Alors que je suis tourné vers l’arrière de la manif, je me rends compte en me retournant que la ligne de gardes mobiles est à quelques mètres derrière nous, que les flics matraquent tout ce qui bouge et que ça court un peu dans tous les sens. Je recule autant que je peux et vers l’autre côté de la rue sans presser, mais en tournant le dos donc je ne vois pas ce qui se passe derrière moi. Je perds de vue mes deux amies. Regard de l’autre côté, la ligne de CRS est elle aussi juste derrière nous.

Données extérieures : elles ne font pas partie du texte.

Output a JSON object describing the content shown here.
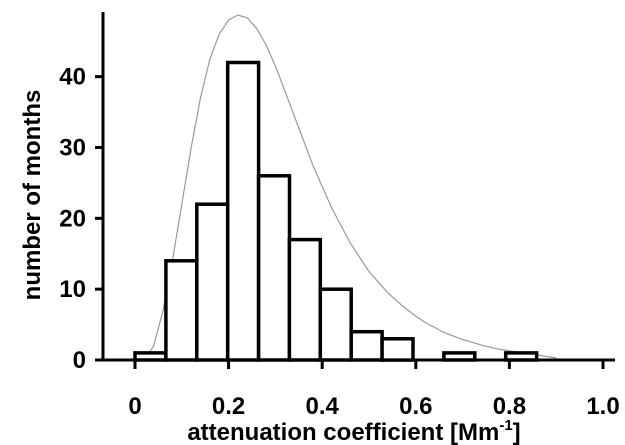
{
  "chart_data": {
    "type": "bar",
    "title": "",
    "xlabel": "attenuation coefficient [Mm",
    "xlabel_superscript": "-1",
    "xlabel_suffix": "]",
    "ylabel": "number of months",
    "xlim": [
      0,
      1.0
    ],
    "ylim": [
      0,
      48
    ],
    "x_ticks": [
      "0",
      "0.2",
      "0.4",
      "0.6",
      "0.8",
      "1.0"
    ],
    "x_tick_values": [
      0,
      0.2,
      0.4,
      0.6,
      0.8,
      1.0
    ],
    "y_ticks": [
      "0",
      "10",
      "20",
      "30",
      "40"
    ],
    "y_tick_values": [
      0,
      10,
      20,
      30,
      40
    ],
    "grid": false,
    "legend": "none",
    "bin_width": 0.066,
    "bins": [
      {
        "x0": 0.0,
        "x1": 0.066,
        "value": 1
      },
      {
        "x0": 0.066,
        "x1": 0.132,
        "value": 14
      },
      {
        "x0": 0.132,
        "x1": 0.198,
        "value": 22
      },
      {
        "x0": 0.198,
        "x1": 0.264,
        "value": 42
      },
      {
        "x0": 0.264,
        "x1": 0.33,
        "value": 26
      },
      {
        "x0": 0.33,
        "x1": 0.396,
        "value": 17
      },
      {
        "x0": 0.396,
        "x1": 0.462,
        "value": 10
      },
      {
        "x0": 0.462,
        "x1": 0.528,
        "value": 4
      },
      {
        "x0": 0.528,
        "x1": 0.594,
        "value": 3
      },
      {
        "x0": 0.66,
        "x1": 0.726,
        "value": 1
      },
      {
        "x0": 0.792,
        "x1": 0.858,
        "value": 1
      }
    ],
    "fit_curve": {
      "type": "lognormal-fit",
      "color": "#999999",
      "points": [
        [
          0.02,
          0
        ],
        [
          0.04,
          2
        ],
        [
          0.06,
          7
        ],
        [
          0.08,
          14
        ],
        [
          0.1,
          22
        ],
        [
          0.12,
          30
        ],
        [
          0.14,
          37
        ],
        [
          0.16,
          42.5
        ],
        [
          0.18,
          46
        ],
        [
          0.2,
          48
        ],
        [
          0.22,
          48.7
        ],
        [
          0.24,
          48.3
        ],
        [
          0.26,
          46.8
        ],
        [
          0.28,
          44.5
        ],
        [
          0.3,
          41.5
        ],
        [
          0.32,
          38
        ],
        [
          0.34,
          34.5
        ],
        [
          0.36,
          31
        ],
        [
          0.38,
          27.5
        ],
        [
          0.4,
          24.5
        ],
        [
          0.42,
          21.5
        ],
        [
          0.44,
          19
        ],
        [
          0.46,
          16.5
        ],
        [
          0.48,
          14.5
        ],
        [
          0.5,
          12.5
        ],
        [
          0.52,
          11
        ],
        [
          0.54,
          9.5
        ],
        [
          0.56,
          8.3
        ],
        [
          0.58,
          7.2
        ],
        [
          0.6,
          6.2
        ],
        [
          0.62,
          5.3
        ],
        [
          0.64,
          4.6
        ],
        [
          0.66,
          3.9
        ],
        [
          0.68,
          3.4
        ],
        [
          0.7,
          2.9
        ],
        [
          0.72,
          2.5
        ],
        [
          0.74,
          2.1
        ],
        [
          0.76,
          1.8
        ],
        [
          0.78,
          1.5
        ],
        [
          0.8,
          1.3
        ],
        [
          0.82,
          1.1
        ],
        [
          0.84,
          0.9
        ],
        [
          0.86,
          0.7
        ],
        [
          0.88,
          0.5
        ],
        [
          0.9,
          0.3
        ]
      ]
    },
    "bar_fill": "#ffffff",
    "bar_stroke": "#000000"
  }
}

Je retrouve une des deux amies, on se tient pour ne pas se perdre en reculant toujours.
Tout cela s’est passé en cinq, peut-être dix secondes maximum.

La charge passée, on se recule encore un peu pour souffler. Mon amie m’agrippe et me dit qu’elle a pris un coup de matraque sur la tête, que ça ne va pas du tout. Je m’aperçois alors qu’elle a le crâne en sang et en quelques secondes ça coule sur tout son cou. Je crie vainement « médic » deux ou trois fois mais ça ne vient pas, on recule encore jusque dans une petite rue.

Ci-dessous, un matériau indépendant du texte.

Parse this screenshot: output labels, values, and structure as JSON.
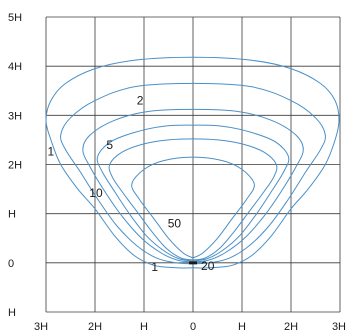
{
  "chart_data": {
    "type": "contour",
    "x_unit": "H",
    "y_unit": "H",
    "xlim": [
      -3,
      3
    ],
    "ylim": [
      -1,
      5
    ],
    "x_ticks": [
      {
        "value": -3,
        "label": "3H"
      },
      {
        "value": -2,
        "label": "2H"
      },
      {
        "value": -1,
        "label": "H"
      },
      {
        "value": 0,
        "label": "0"
      },
      {
        "value": 1,
        "label": "H"
      },
      {
        "value": 2,
        "label": "2H"
      },
      {
        "value": 3,
        "label": "3H"
      }
    ],
    "y_ticks": [
      {
        "value": 5,
        "label": "5H"
      },
      {
        "value": 4,
        "label": "4H"
      },
      {
        "value": 3,
        "label": "3H"
      },
      {
        "value": 2,
        "label": "2H"
      },
      {
        "value": 1,
        "label": "H"
      },
      {
        "value": 0,
        "label": "0"
      },
      {
        "value": -1,
        "label": "H"
      }
    ],
    "grid": true,
    "line_color": "#4a90c8",
    "source_marker": {
      "x": 0,
      "y": 0
    },
    "contours": [
      {
        "label": "1",
        "label_at": [
          -2.9,
          2.25
        ],
        "label2": "1",
        "label2_at": [
          -0.78,
          -0.1
        ],
        "points": [
          [
            0,
            -0.1
          ],
          [
            -0.35,
            -0.1
          ],
          [
            -0.8,
            -0.05
          ],
          [
            -1.2,
            0.15
          ],
          [
            -1.6,
            0.55
          ],
          [
            -2.0,
            1.1
          ],
          [
            -2.35,
            1.5
          ],
          [
            -2.7,
            2.0
          ],
          [
            -2.9,
            2.5
          ],
          [
            -3.0,
            2.9
          ],
          [
            -2.9,
            3.3
          ],
          [
            -2.6,
            3.65
          ],
          [
            -2.0,
            3.95
          ],
          [
            -1.2,
            4.12
          ],
          [
            0,
            4.18
          ],
          [
            1.2,
            4.12
          ],
          [
            2.0,
            3.95
          ],
          [
            2.6,
            3.65
          ],
          [
            2.9,
            3.3
          ],
          [
            2.98,
            2.9
          ],
          [
            2.9,
            2.5
          ],
          [
            2.7,
            2.0
          ],
          [
            2.35,
            1.5
          ],
          [
            2.0,
            1.1
          ],
          [
            1.6,
            0.55
          ],
          [
            1.2,
            0.15
          ],
          [
            0.8,
            -0.05
          ],
          [
            0.35,
            -0.1
          ],
          [
            0,
            -0.1
          ]
        ]
      },
      {
        "label": "2",
        "label_at": [
          -1.08,
          3.28
        ],
        "points": [
          [
            0,
            -0.02
          ],
          [
            -0.35,
            0
          ],
          [
            -0.75,
            0.1
          ],
          [
            -1.15,
            0.35
          ],
          [
            -1.55,
            0.75
          ],
          [
            -1.95,
            1.3
          ],
          [
            -2.3,
            1.85
          ],
          [
            -2.6,
            2.3
          ],
          [
            -2.7,
            2.6
          ],
          [
            -2.5,
            2.95
          ],
          [
            -2.0,
            3.3
          ],
          [
            -1.2,
            3.58
          ],
          [
            0,
            3.65
          ],
          [
            1.2,
            3.58
          ],
          [
            2.0,
            3.3
          ],
          [
            2.5,
            2.95
          ],
          [
            2.7,
            2.6
          ],
          [
            2.6,
            2.3
          ],
          [
            2.3,
            1.85
          ],
          [
            1.95,
            1.3
          ],
          [
            1.55,
            0.75
          ],
          [
            1.15,
            0.35
          ],
          [
            0.75,
            0.1
          ],
          [
            0.35,
            0
          ],
          [
            0,
            -0.02
          ]
        ]
      },
      {
        "label": "5",
        "label_at": [
          -1.7,
          2.38
        ],
        "points": [
          [
            0,
            0.02
          ],
          [
            -0.3,
            0.05
          ],
          [
            -0.65,
            0.2
          ],
          [
            -1.05,
            0.5
          ],
          [
            -1.45,
            0.95
          ],
          [
            -1.8,
            1.45
          ],
          [
            -2.1,
            1.95
          ],
          [
            -2.25,
            2.3
          ],
          [
            -2.1,
            2.6
          ],
          [
            -1.6,
            2.9
          ],
          [
            -0.9,
            3.08
          ],
          [
            0,
            3.12
          ],
          [
            0.9,
            3.08
          ],
          [
            1.6,
            2.9
          ],
          [
            2.1,
            2.6
          ],
          [
            2.25,
            2.3
          ],
          [
            2.1,
            1.95
          ],
          [
            1.8,
            1.45
          ],
          [
            1.45,
            0.95
          ],
          [
            1.05,
            0.5
          ],
          [
            0.65,
            0.2
          ],
          [
            0.3,
            0.05
          ],
          [
            0,
            0.02
          ]
        ]
      },
      {
        "label": "10",
        "label_at": [
          -1.98,
          1.4
        ],
        "points": [
          [
            0,
            0.04
          ],
          [
            -0.28,
            0.08
          ],
          [
            -0.6,
            0.25
          ],
          [
            -0.95,
            0.55
          ],
          [
            -1.3,
            1.0
          ],
          [
            -1.6,
            1.45
          ],
          [
            -1.85,
            1.85
          ],
          [
            -1.95,
            2.15
          ],
          [
            -1.7,
            2.45
          ],
          [
            -1.2,
            2.65
          ],
          [
            -0.6,
            2.78
          ],
          [
            0,
            2.8
          ],
          [
            0.6,
            2.78
          ],
          [
            1.2,
            2.65
          ],
          [
            1.7,
            2.45
          ],
          [
            1.95,
            2.15
          ],
          [
            1.85,
            1.85
          ],
          [
            1.6,
            1.45
          ],
          [
            1.3,
            1.0
          ],
          [
            0.95,
            0.55
          ],
          [
            0.6,
            0.25
          ],
          [
            0.28,
            0.08
          ],
          [
            0,
            0.04
          ]
        ]
      },
      {
        "label": "20",
        "label_at": [
          0.3,
          -0.08
        ],
        "points": [
          [
            0,
            0.06
          ],
          [
            -0.25,
            0.1
          ],
          [
            -0.55,
            0.3
          ],
          [
            -0.85,
            0.65
          ],
          [
            -1.15,
            1.05
          ],
          [
            -1.45,
            1.45
          ],
          [
            -1.65,
            1.75
          ],
          [
            -1.7,
            2.0
          ],
          [
            -1.45,
            2.25
          ],
          [
            -1.0,
            2.42
          ],
          [
            -0.5,
            2.5
          ],
          [
            0,
            2.52
          ],
          [
            0.5,
            2.5
          ],
          [
            1.0,
            2.42
          ],
          [
            1.45,
            2.25
          ],
          [
            1.7,
            2.0
          ],
          [
            1.65,
            1.75
          ],
          [
            1.45,
            1.45
          ],
          [
            1.15,
            1.05
          ],
          [
            0.85,
            0.65
          ],
          [
            0.55,
            0.3
          ],
          [
            0.25,
            0.1
          ],
          [
            0,
            0.06
          ]
        ]
      },
      {
        "label": "50",
        "label_at": [
          -0.38,
          0.78
        ],
        "points": [
          [
            0,
            0.1
          ],
          [
            -0.2,
            0.2
          ],
          [
            -0.5,
            0.5
          ],
          [
            -0.8,
            0.9
          ],
          [
            -1.1,
            1.3
          ],
          [
            -1.25,
            1.6
          ],
          [
            -1.0,
            1.9
          ],
          [
            -0.6,
            2.08
          ],
          [
            0,
            2.15
          ],
          [
            0.6,
            2.08
          ],
          [
            1.0,
            1.9
          ],
          [
            1.25,
            1.6
          ],
          [
            1.1,
            1.3
          ],
          [
            0.8,
            0.9
          ],
          [
            0.5,
            0.5
          ],
          [
            0.2,
            0.2
          ],
          [
            0,
            0.1
          ]
        ]
      }
    ]
  }
}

Je la laisse avec une connaissance qui était là par hasard et je cours chercher des médics. On la rejoint. On rentre dans un café (il ouvre !), ils s’occupent d’elle extrêmement bien. Un énorme merci aux deux médics pour leur aide, leur sang-froid et leur réactivité. Ils ont un gros mérite à faire ce taf en manif, c’est franchement pas facile et ils ont fait du mieux qu’ils pouvaient.

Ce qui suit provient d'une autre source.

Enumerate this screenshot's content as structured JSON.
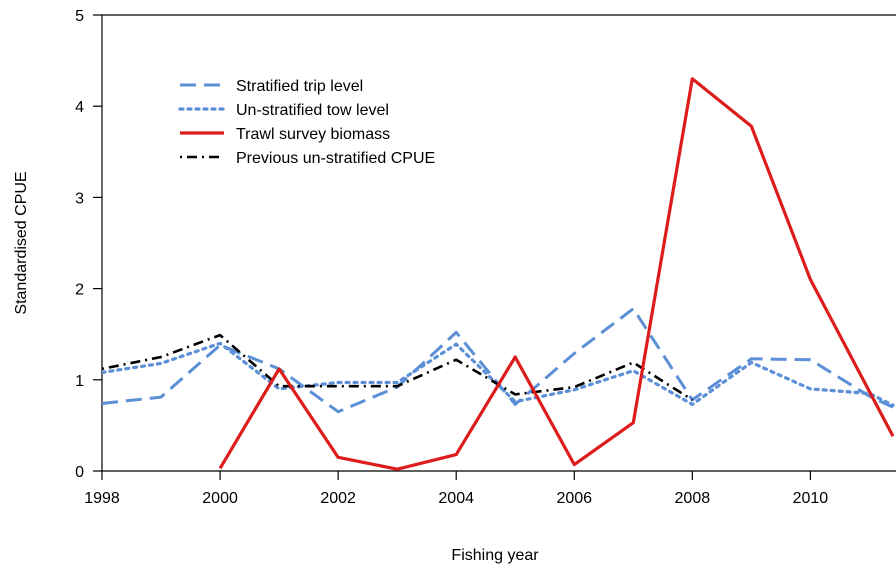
{
  "chart_data": {
    "type": "line",
    "xlabel": "Fishing year",
    "ylabel": "Standardised CPUE",
    "xlim": [
      1998,
      2011.45
    ],
    "ylim": [
      0,
      5
    ],
    "xticks": [
      1998,
      2000,
      2002,
      2004,
      2006,
      2008,
      2010
    ],
    "yticks": [
      0,
      1,
      2,
      3,
      4,
      5
    ],
    "grid": false,
    "legend_position": "top-left",
    "series": [
      {
        "name": "Stratified trip level",
        "color": "#5b8fd6",
        "style": "dashed",
        "x": [
          1998,
          1999,
          2000,
          2001,
          2002,
          2003,
          2004,
          2005,
          2006,
          2007,
          2008,
          2009,
          2010,
          2011,
          2011.4
        ],
        "y": [
          0.74,
          0.81,
          1.38,
          1.12,
          0.65,
          0.92,
          1.52,
          0.73,
          1.29,
          1.78,
          0.78,
          1.23,
          1.22,
          0.82,
          0.7
        ]
      },
      {
        "name": "Un-stratified tow level",
        "color": "#5b8fd6",
        "style": "dotted",
        "x": [
          1998,
          1999,
          2000,
          2001,
          2002,
          2003,
          2004,
          2005,
          2006,
          2007,
          2008,
          2009,
          2010,
          2011,
          2011.4
        ],
        "y": [
          1.08,
          1.18,
          1.4,
          0.9,
          0.97,
          0.97,
          1.39,
          0.76,
          0.89,
          1.1,
          0.73,
          1.19,
          0.9,
          0.85,
          0.72
        ]
      },
      {
        "name": "Trawl survey biomass",
        "color": "#dd1c1c",
        "style": "solid",
        "x": [
          2000,
          2001,
          2002,
          2003,
          2004,
          2005,
          2006,
          2007,
          2008,
          2009,
          2010,
          2011.4
        ],
        "y": [
          0.03,
          1.12,
          0.15,
          0.02,
          0.18,
          1.25,
          0.07,
          0.53,
          4.3,
          3.78,
          2.1,
          0.38
        ]
      },
      {
        "name": "Previous un-stratified CPUE",
        "color": "#000000",
        "style": "dotdash",
        "x": [
          1998,
          1999,
          2000,
          2001,
          2002,
          2003,
          2004,
          2005,
          2006,
          2007,
          2008
        ],
        "y": [
          1.12,
          1.25,
          1.49,
          0.93,
          0.93,
          0.93,
          1.22,
          0.84,
          0.92,
          1.19,
          0.78
        ]
      }
    ]
  }
}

Les gens à l’intérieur du café sont très gentil-le-s, personnel compris.
Les médics repartent après un bon quart d’heure et qu’on ait appelé les pompiers. On ira ensuite à l’hôpital. La prise en charge est super mauvaise : on lui parle de chirurgie, elle a des vertiges, des nausées mais on la laisse sortir sans radio, sans scanner, sans rien, au bout de trois heures. Elle retournera aux urgences le lendemain et sera mieux prise en charge.
Bilan : un jour d’ITT, lésions au crâne et au dos, hématome à l’épaule. Le seum surtout.

Je ne suis absolument pas contre la violence en manif, mais il faut souligner que celle-ci était pacifique. Les flics ont chargé en plein milieu de la manif pour la séparer sans aucune raison. Ils ont apparemment continué à le faire ensuite et le déchaînement de violence de leur part était du jamais vu.
J’ai fait les manifs de l’année dernière contre la Loi Travail et c’était déjà assez incroyable comme degré de violence de la part des flics. Mais au moins, on avait une certaine force de l’autre côté, on était nombreu-se-s, on répondait aux attaques. Depuis le premier mai, ils sont dans la violence gratuite, face à une manif qui n’a pas attaqué et gueulait des slogans, merde.
On m’a parlé d’un flic ce 8 mai qui voulait se lancer tout seul pour aller tabasser du manifestant et qui était retenu par son chef.

De notre groupe de cinq, j’ai été le seul à ne pas me manger de coup de matraque. Mon autre amie a des lésions aux cervicales et boite à cause de dimanche soir. BFMTV dans son même article parle « d’aucun blessé à déplorer ». Pourritures.
J’ai la rage. J’ai la rage parce que cette manif a été pourrie pour moi mais que j’ai quand même vu plusieurs amies tomber, au sens propre. J’ai la rage contre ces flics. J’ai la rage contre leurs ordres. J’ai la rage contre ce gouvernement, le précédent et ceux qui suivront.
Leur violence ne fera que renforcer notre détermination.